In a recently published paper in Nature, the team shows that neurons in the IT cortex rapidly switch from a neural code that supports face detection to one optimized for face identification—all within roughly 20 milliseconds after a face is viewed. The results suggest a previously unrecognized neural mechanism that may help explain how the brain flexibly extracts different kinds of information from an image.

"The inferotemporal cortex has been the poster child for saying that the brain works like a deep network in machine learning—in which neurons or 'nodes' have set functions—and we thought we had figured everything out," says Tsao, chief scientist for neuroscience at the Astera Institute, a nonprofit research organization. Tsao was a Caltech faculty member from 2009 to 2021 and is a corresponding author on the paper. "It was really surprising to find that this code the cells are using is changing completely on this very fast timescale. It's still a little hard for me to accept."

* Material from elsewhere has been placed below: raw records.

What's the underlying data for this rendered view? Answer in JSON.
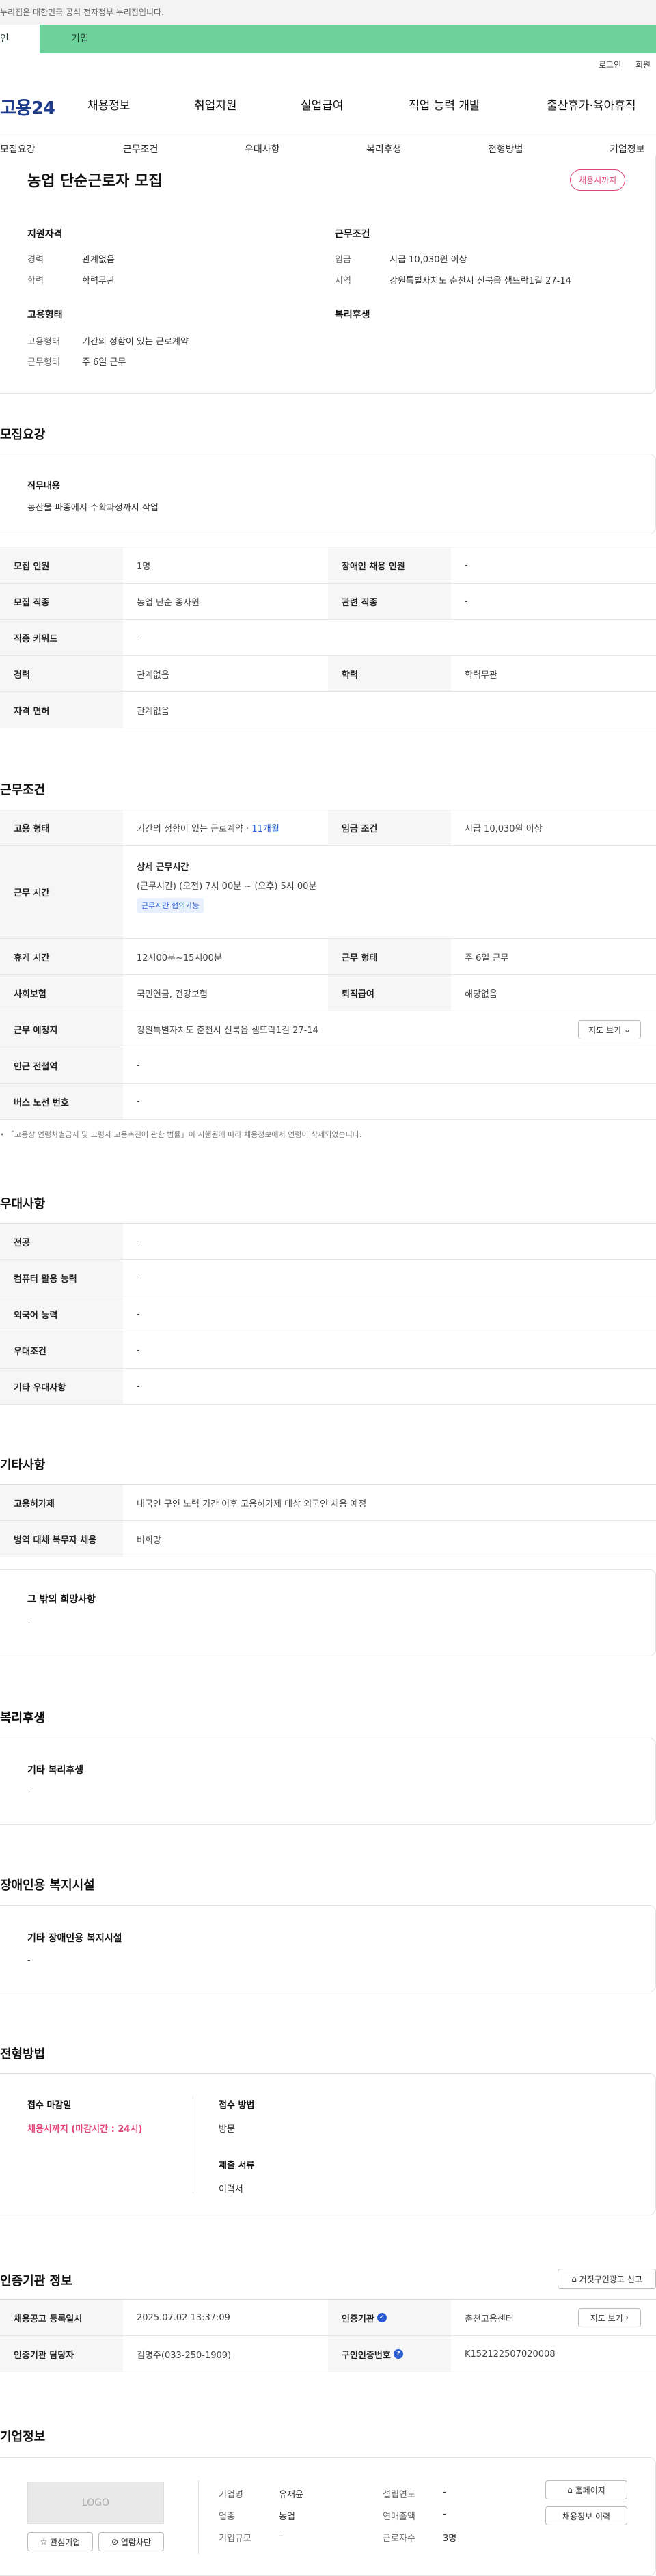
{
  "topbar": {
    "notice": "누리집은 대한민국 공식 전자정부 누리집입니다."
  },
  "tabs": [
    {
      "label": "인"
    },
    {
      "label": "기업"
    }
  ],
  "utility": {
    "login": "로그인",
    "join": "회원"
  },
  "brand": {
    "logo": "고용24"
  },
  "gnb": [
    "채용정보",
    "취업지원",
    "실업급여",
    "직업 능력 개발",
    "출산휴가·육아휴직"
  ],
  "subnav": [
    "모집요강",
    "근무조건",
    "우대사항",
    "복리후생",
    "전형방법",
    "기업정보"
  ],
  "job": {
    "title": "농업 단순근로자 모집",
    "status_badge": "채용시까지",
    "qual_title": "지원자격",
    "qual": [
      {
        "label": "경력",
        "value": "관계없음"
      },
      {
        "label": "학력",
        "value": "학력무관"
      }
    ],
    "cond_title": "근무조건",
    "cond": [
      {
        "label": "임금",
        "value": "시급 10,030원 이상"
      },
      {
        "label": "지역",
        "value": "강원특별자치도 춘천시 신북읍 샘뜨락1길 27-14"
      }
    ],
    "emp_title": "고용형태",
    "emp": [
      {
        "label": "고용형태",
        "value": "기간의 정함이 있는 근로계약"
      },
      {
        "label": "근무형태",
        "value": "주 6일 근무"
      }
    ],
    "welfare_title": "복리후생"
  },
  "recruit": {
    "section_title": "모집요강",
    "duty_title": "직무내용",
    "duty_text": "농산물 파종에서 수확과정까지 작업",
    "rows": [
      {
        "l1": "모집 인원",
        "v1": "1명",
        "l2": "장애인 채용 인원",
        "v2": "-"
      },
      {
        "l1": "모집 직종",
        "v1": "농업 단순 종사원",
        "l2": "관련 직종",
        "v2": "-"
      },
      {
        "l1": "직종 키워드",
        "v1": "-"
      },
      {
        "l1": "경력",
        "v1": "관계없음",
        "l2": "학력",
        "v2": "학력무관"
      },
      {
        "l1": "자격 면허",
        "v1": "관계없음"
      }
    ]
  },
  "work": {
    "section_title": "근무조건",
    "type_label": "고용 형태",
    "type_value": "기간의 정함이 있는 근로계약 · ",
    "type_months": "11개월",
    "wage_label": "임금 조건",
    "wage_value": "시급 10,030원 이상",
    "hours_label": "근무 시간",
    "hours_title": "상세 근무시간",
    "hours_value": "(근무시간) (오전) 7시 00분 ~ (오후) 5시 00분",
    "hours_chip": "근무시간 협의가능",
    "rest_label": "휴게 시간",
    "rest_value": "12시00분~15시00분",
    "shift_label": "근무 형태",
    "shift_value": "주 6일 근무",
    "ins_label": "사회보험",
    "ins_value": "국민연금, 건강보험",
    "sev_label": "퇴직급여",
    "sev_value": "해당없음",
    "place_label": "근무 예정지",
    "place_value": "강원특별자치도 춘천시 신북읍 샘뜨락1길 27-14",
    "map_btn": "지도 보기",
    "subway_label": "인근 전철역",
    "subway_value": "-",
    "bus_label": "버스 노선 번호",
    "bus_value": "-",
    "notice": "「고용상 연령차별금지 및 고령자 고용촉진에 관한 법률」이 시행됨에 따라 채용정보에서 연령이 삭제되었습니다."
  },
  "pref": {
    "section_title": "우대사항",
    "rows": [
      {
        "label": "전공",
        "value": "-"
      },
      {
        "label": "컴퓨터 활용 능력",
        "value": "-"
      },
      {
        "label": "외국어 능력",
        "value": "-"
      },
      {
        "label": "우대조건",
        "value": "-"
      },
      {
        "label": "기타 우대사항",
        "value": "-"
      }
    ]
  },
  "etc": {
    "section_title": "기타사항",
    "rows": [
      {
        "label": "고용허가제",
        "value": "내국인 구인 노력 기간 이후 고용허가제 대상 외국인 채용 예정"
      },
      {
        "label": "병역 대체 복무자 채용",
        "value": "비희망"
      }
    ],
    "other_title": "그 밖의 희망사항",
    "other_value": "-"
  },
  "benefit": {
    "section_title": "복리후생",
    "title": "기타 복리후생",
    "value": "-"
  },
  "disabled": {
    "section_title": "장애인용 복지시설",
    "title": "기타 장애인용 복지시설",
    "value": "-"
  },
  "process": {
    "section_title": "전형방법",
    "deadline_title": "접수 마감일",
    "deadline_value": "채용시까지 (마감시간 : 24시)",
    "method_title": "접수 방법",
    "method_value": "방문",
    "docs_title": "제출 서류",
    "docs_value": "이력서"
  },
  "cert": {
    "section_title": "인증기관 정보",
    "report_btn": "거짓구인광고 신고",
    "reg_label": "채용공고 등록일시",
    "reg_value": "2025.07.02 13:37:09",
    "org_label": "인증기관",
    "org_value": "춘천고용센터",
    "map_btn": "지도 보기",
    "mgr_label": "인증기관 담당자",
    "mgr_value": "김명주(033-250-1909)",
    "num_label": "구인인증번호",
    "num_value": "K152122507020008"
  },
  "company": {
    "section_title": "기업정보",
    "logo_text": "LOGO",
    "fav_btn": "관심기업",
    "block_btn": "열람차단",
    "fields": [
      {
        "label": "기업명",
        "value": "유재윤"
      },
      {
        "label": "업종",
        "value": "농업"
      },
      {
        "label": "기업규모",
        "value": "-"
      },
      {
        "label": "설립연도",
        "value": "-"
      },
      {
        "label": "연매출액",
        "value": "-"
      },
      {
        "label": "근로자수",
        "value": "3명"
      }
    ],
    "home_btn": "홈페이지",
    "jobs_btn": "채용정보 이력"
  }
}
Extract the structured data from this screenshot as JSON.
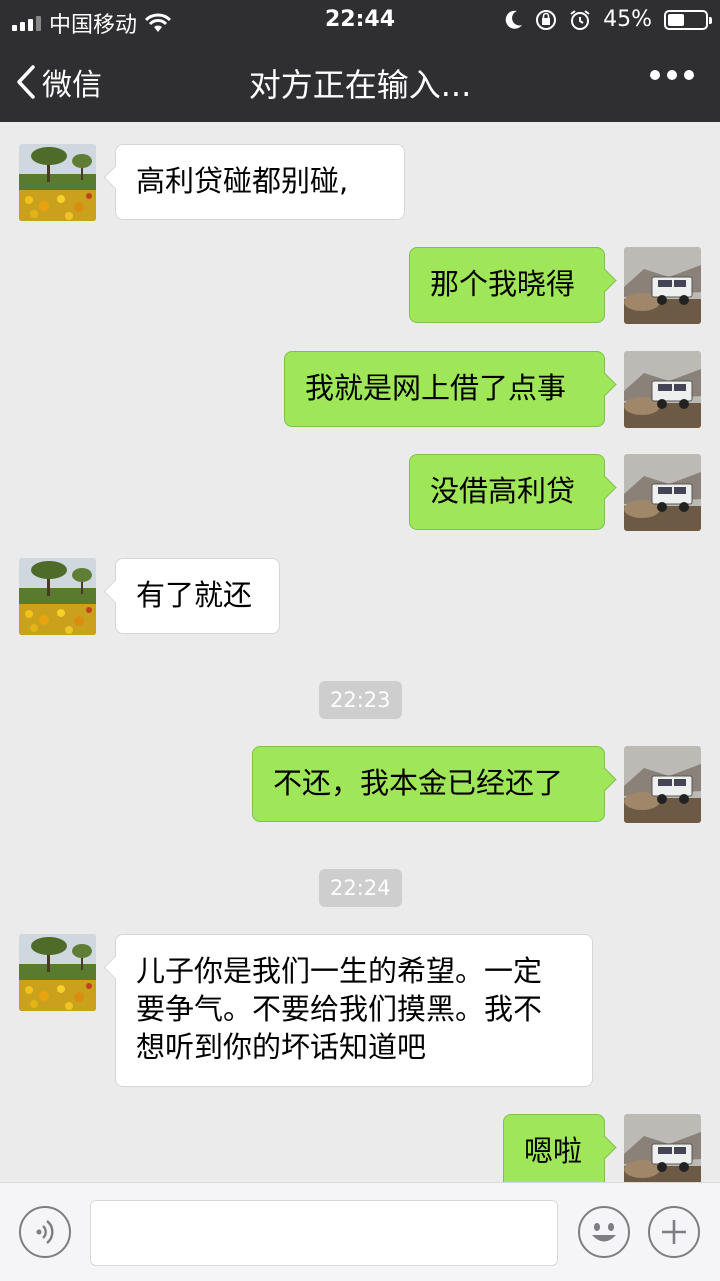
{
  "status_bar": {
    "carrier": "中国移动",
    "time": "22:44",
    "battery": "45%",
    "battery_level": 0.45,
    "icons": [
      "signal-icon",
      "wifi-icon",
      "moon-icon",
      "rotation-lock-icon",
      "alarm-icon",
      "battery-icon"
    ]
  },
  "nav": {
    "back_label": "微信",
    "title": "对方正在输入...",
    "more_icon": "more-dots-icon"
  },
  "messages": [
    {
      "side": "in",
      "text": "高利贷碰都别碰,"
    },
    {
      "side": "out",
      "text": "那个我晓得"
    },
    {
      "side": "out",
      "text": "我就是网上借了点事"
    },
    {
      "side": "out",
      "text": "没借高利贷"
    },
    {
      "side": "in",
      "text": "有了就还"
    },
    {
      "timestamp": "22:23"
    },
    {
      "side": "out",
      "text": "不还，我本金已经还了"
    },
    {
      "timestamp": "22:24"
    },
    {
      "side": "in",
      "lines": [
        "儿子你是我们一生的希望。一定",
        "要争气。不要给我们摸黑。我不",
        "想听到你的坏话知道吧"
      ]
    },
    {
      "side": "out",
      "text": "嗯啦"
    }
  ],
  "input_bar": {
    "voice_icon": "voice-icon",
    "text_value": "",
    "emoji_icon": "emoji-icon",
    "plus_icon": "plus-icon"
  },
  "colors": {
    "header_bg": "#2f2f32",
    "chat_bg": "#ebebeb",
    "outgoing_bubble": "#9fe658",
    "incoming_bubble": "#ffffff"
  }
}
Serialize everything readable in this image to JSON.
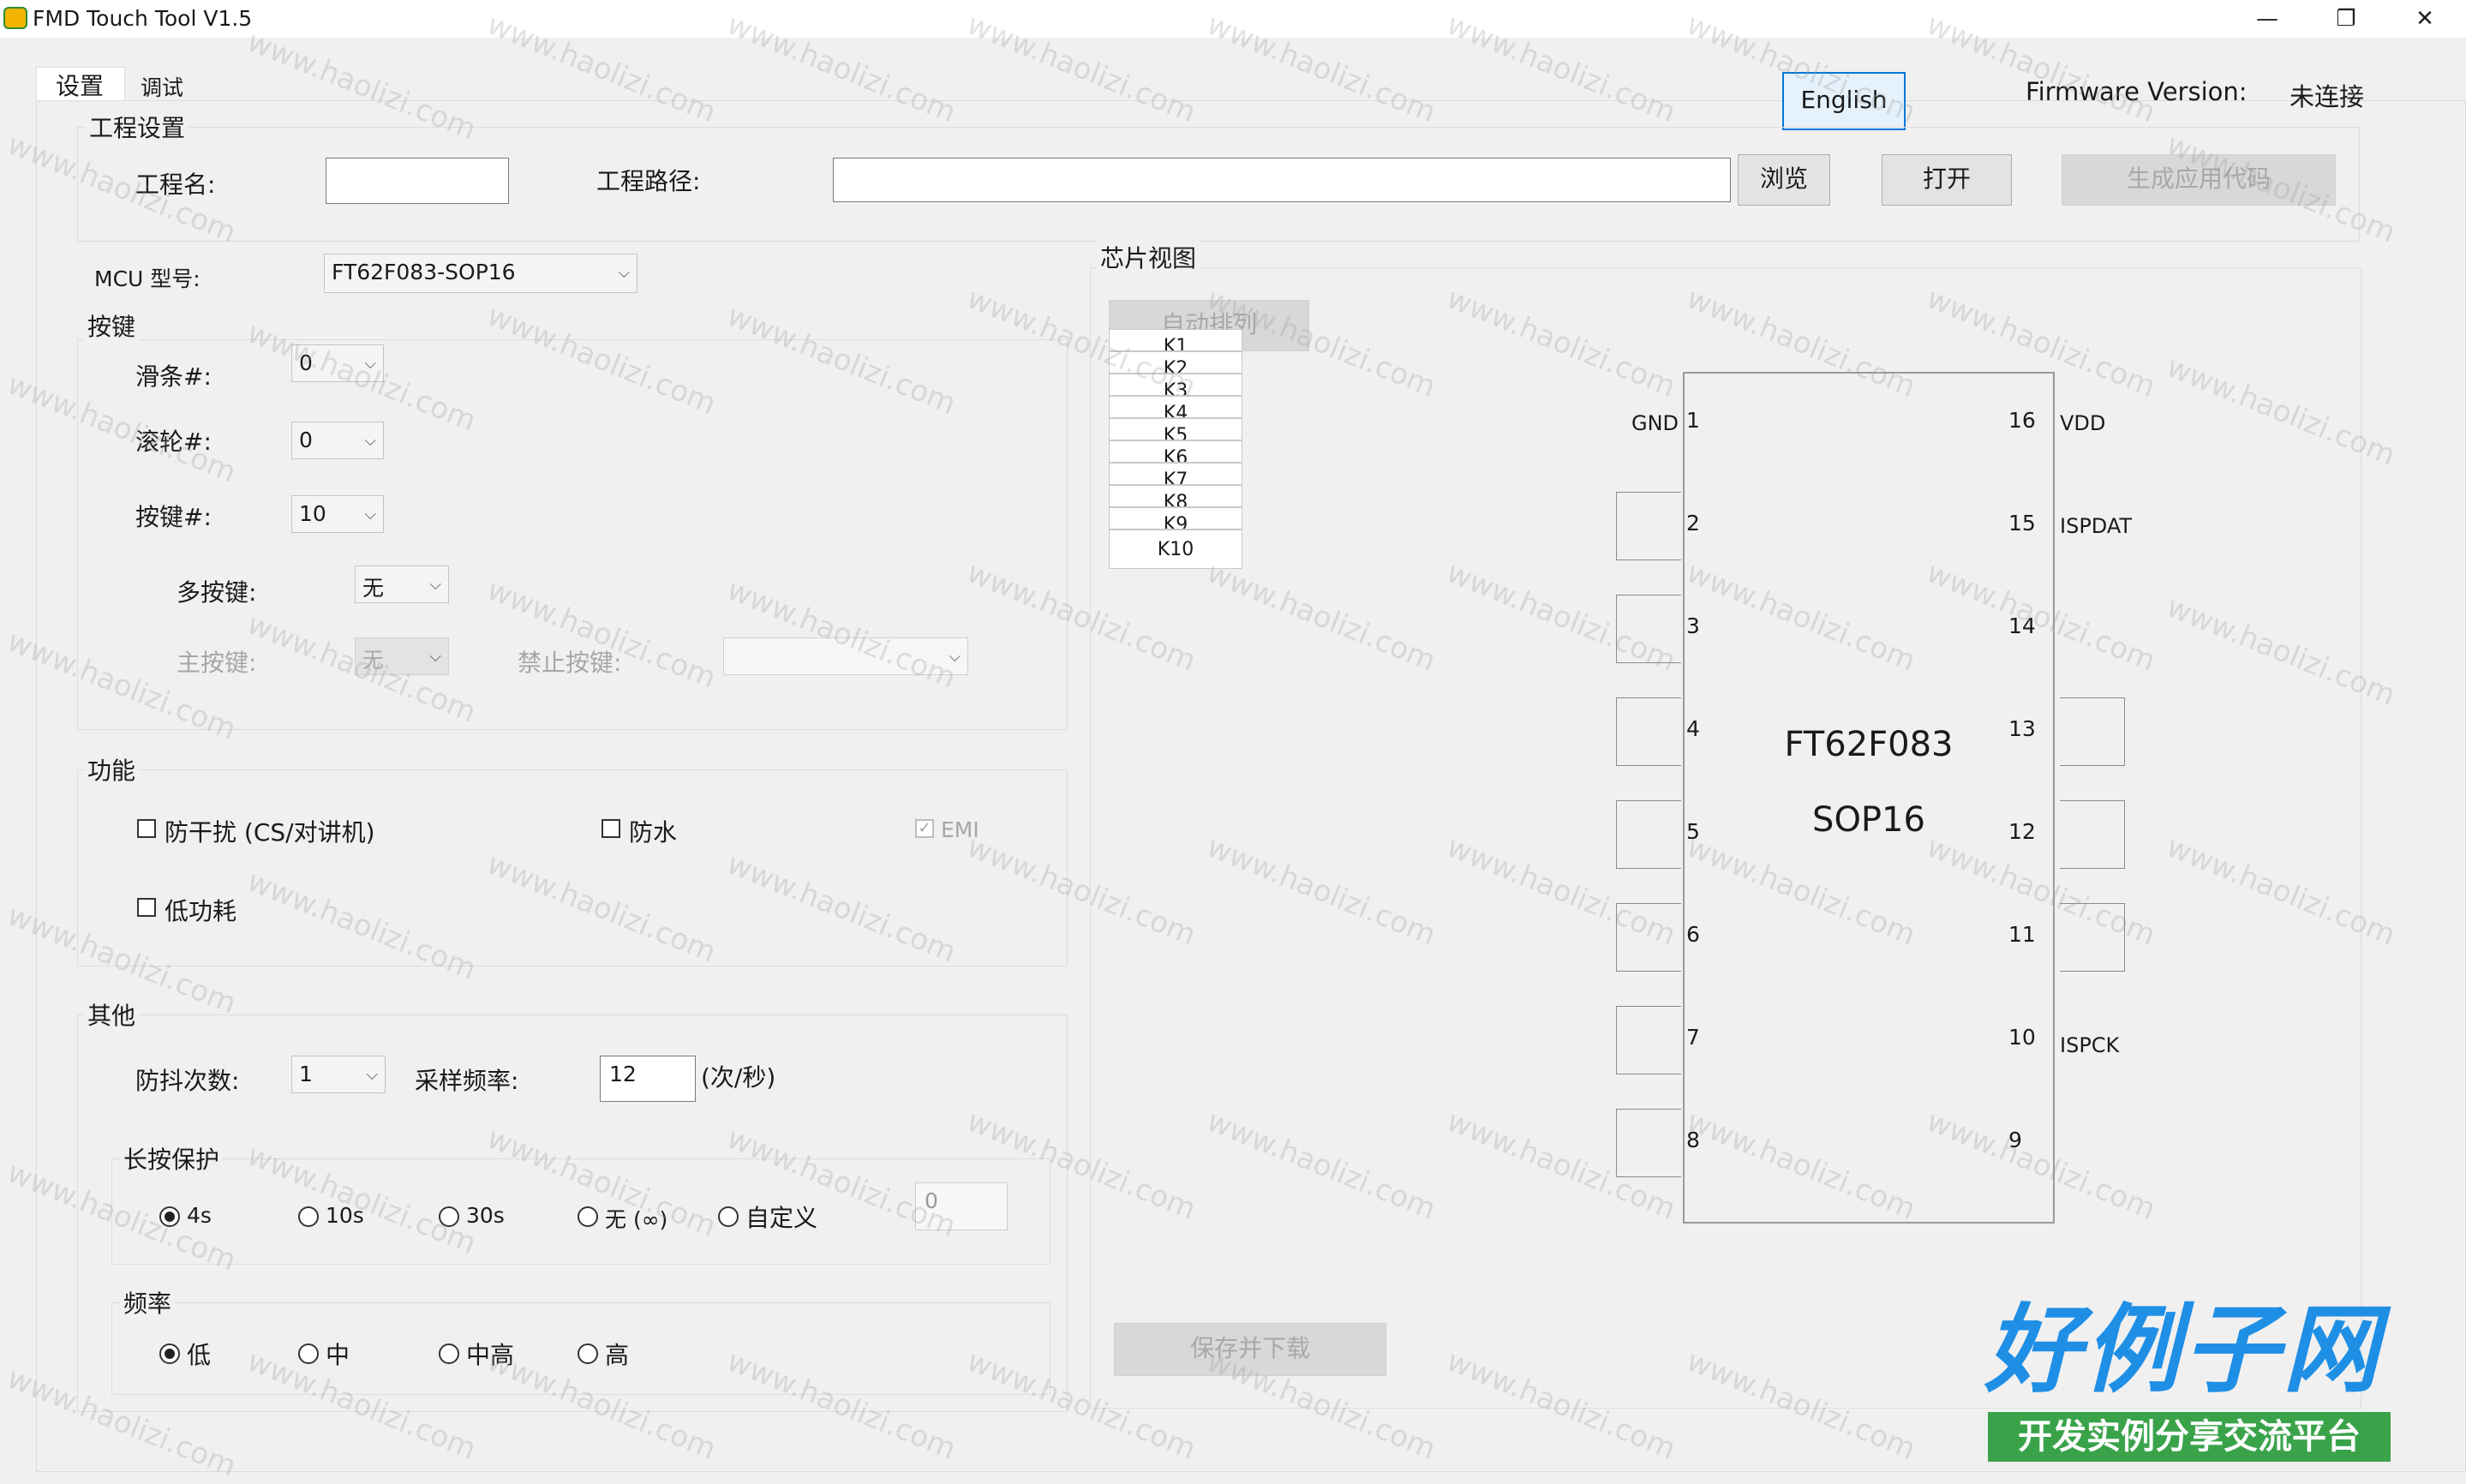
{
  "window": {
    "title": "FMD Touch Tool V1.5",
    "controls": [
      "—",
      "❐",
      "✕"
    ]
  },
  "tabs": [
    {
      "label": "设置",
      "active": true
    },
    {
      "label": "调试",
      "active": false
    }
  ],
  "header": {
    "language_button": "English",
    "firmware_label": "Firmware Version:",
    "firmware_value": "未连接"
  },
  "project": {
    "group_title": "工程设置",
    "name_label": "工程名:",
    "name_value": "",
    "path_label": "工程路径:",
    "path_value": "",
    "browse_button": "浏览",
    "open_button": "打开",
    "generate_button": "生成应用代码"
  },
  "mcu": {
    "label": "MCU 型号:",
    "value": "FT62F083-SOP16"
  },
  "keys": {
    "group_title": "按键",
    "slider_label": "滑条#:",
    "slider_value": "0",
    "wheel_label": "滚轮#:",
    "wheel_value": "0",
    "button_label": "按键#:",
    "button_value": "10",
    "multi_label": "多按键:",
    "multi_value": "无",
    "main_label": "主按键:",
    "main_value": "无",
    "forbid_label": "禁止按键:",
    "forbid_value": ""
  },
  "features": {
    "group_title": "功能",
    "anti_interference": {
      "label": "防干扰 (CS/对讲机)",
      "checked": false
    },
    "waterproof": {
      "label": "防水",
      "checked": false
    },
    "emi": {
      "label": "EMI",
      "checked": true,
      "disabled": true
    },
    "low_power": {
      "label": "低功耗",
      "checked": false
    }
  },
  "other": {
    "group_title": "其他",
    "debounce_label": "防抖次数:",
    "debounce_value": "1",
    "sample_label": "采样频率:",
    "sample_value": "12",
    "sample_unit": "(次/秒)",
    "long_press": {
      "title": "长按保护",
      "options": [
        "4s",
        "10s",
        "30s",
        "无 (∞)",
        "自定义"
      ],
      "selected": "4s",
      "custom_value": "0"
    },
    "frequency": {
      "title": "频率",
      "options": [
        "低",
        "中",
        "中高",
        "高"
      ],
      "selected": "低"
    }
  },
  "chip_view": {
    "group_title": "芯片视图",
    "auto_arrange_button": "自动排列",
    "key_list": [
      "K1",
      "K2",
      "K3",
      "K4",
      "K5",
      "K6",
      "K7",
      "K8",
      "K9",
      "K10"
    ],
    "chip_name": "FT62F083",
    "chip_package": "SOP16",
    "left_pins": [
      {
        "num": "1",
        "label": "GND"
      },
      {
        "num": "2",
        "label": ""
      },
      {
        "num": "3",
        "label": ""
      },
      {
        "num": "4",
        "label": ""
      },
      {
        "num": "5",
        "label": ""
      },
      {
        "num": "6",
        "label": ""
      },
      {
        "num": "7",
        "label": ""
      },
      {
        "num": "8",
        "label": ""
      }
    ],
    "right_pins": [
      {
        "num": "16",
        "label": "VDD"
      },
      {
        "num": "15",
        "label": "ISPDAT"
      },
      {
        "num": "14",
        "label": ""
      },
      {
        "num": "13",
        "label": ""
      },
      {
        "num": "12",
        "label": ""
      },
      {
        "num": "11",
        "label": ""
      },
      {
        "num": "10",
        "label": "ISPCK"
      },
      {
        "num": "9",
        "label": ""
      }
    ],
    "save_download_button": "保存并下载"
  },
  "watermark": {
    "text": "www.haolizi.com",
    "logo_main": "好例子网",
    "logo_sub": "开发实例分享交流平台"
  }
}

The project began with a simple but fundamental question for the researchers: Could they predict how a face cell responds to faces using a model trained only on non-face objects? If so, that would suggest that neurons in the IT rely on a general-purpose code that works across categories, much like units in deep neural networks. If not, it would suggest that these neurons use specialized coding mechanisms for specific categories, making them domain specific. This idea speaks directly to a long-standing debate in neuroscience about whether the IT cortex is organized around general principles that apply to all visual categories or contains category-specific mechanisms. To answer this question, Shi and Tsao studied single neurons in the IT cortex of nonhuman primates as the animals viewed faces and non-face objects.